The cybercriminal group linked to over $100 Million in financial damages has pivoted their execution strategy to bypass sanctions that prevent U.S. companies from paying them ransom.
Back in 2019, the U.S. Treasury Department’s Office of Foreign Assets Control (OFAC) released sanctions that prohibited any U.S. company from doing business with individuals and companies owned or controlled by specific countries. This also includes acting for or on behalf of the specific country. Evil Corp was one of those prohibited companies.
This puts U.S. companies that suffer a ransomware attack in a peculiar spot, as paying the ransom would put them in trouble with the U.S. Treasury.
Evil Corp used WastedLocker at the time the sanctions were released, making that variant of ransomware an identifiable marker that the victim organization was doing “business” with someone on the OFAC list. Security researchers at cybersecurity vendor CrowdStrike recently linked Hades ransomware with Evil Corp, putting the spotlight back on the Russia-based cybercriminal group. This instance is making it once again difficult to address a ransomware attack via paying the ransom.

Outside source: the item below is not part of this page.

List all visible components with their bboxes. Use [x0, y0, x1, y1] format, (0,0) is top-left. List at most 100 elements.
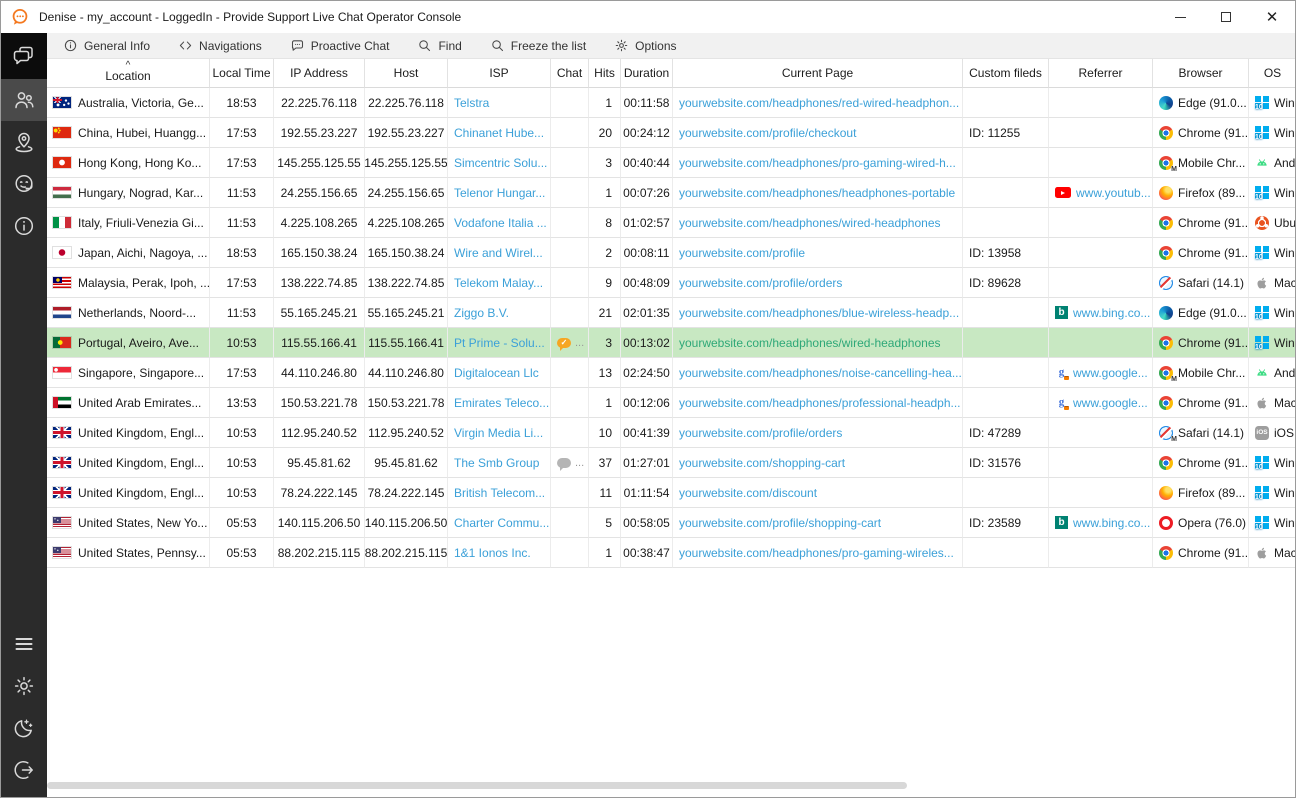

Should your organization be Evil Corp’s next victim, you had better have a response plan in place and an ability to recover operations quickly. Anything other than that, and you’re doomed. Your only other out is to significantly reduce the likelihood of an attack by training your users through Security Awareness Training to identify and avoid phishing emails – which is still top of the list as the primary initial attack vector.